Baltimore City has provided 50,000 mail-in ballots for this year’s primary, while Montgomery County saw by far the largest demand, supplying almost 115,000. Armstead Jones, the Board of Elections director for Baltimore City, said clear outcomes could take “several days,” depending on how tight races are, while it could be “several weeks” before unofficial results are finalized.
The longtime director for Baltimore City’s elections, Jones said there hasn’t been a well-designed plan from the beginning, partly due to the court battle over Maryland’s new district lines, which shortened the timeline that election administrators had to prepare. With no opportunity to start processing mail-in ballots ahead of Election Day, staff will feel the added pressure, he said.
Each ballot has to be separated from two envelopes, examined to make sure it hasn’t been spoiled in any way, and then tallied.

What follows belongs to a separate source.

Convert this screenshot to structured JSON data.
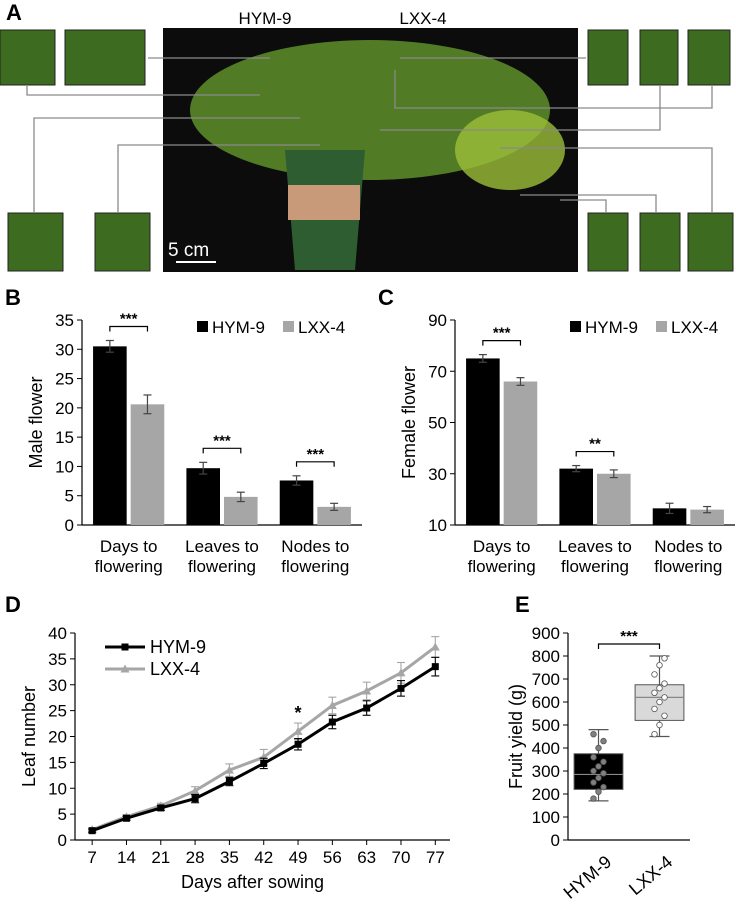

“That’s a lot of looks at a lot of pieces of paper,” Willis said. “There’s no scanner that I’m aware of in the state that can process 80,000 ballots in a day.”
Joanne Antoine, executive director for the Maryland chapter of the voter advocacy group Common Cause, was among those who helped craft the bill vetoed by Hogan. Like Wilkins, she said she was blindsided by his decision.
“You’re not thinking it’s a big deal until you’re here, and it’s August and you’re still waiting,” she said.
Reporter Pamela Wood contributed to this story.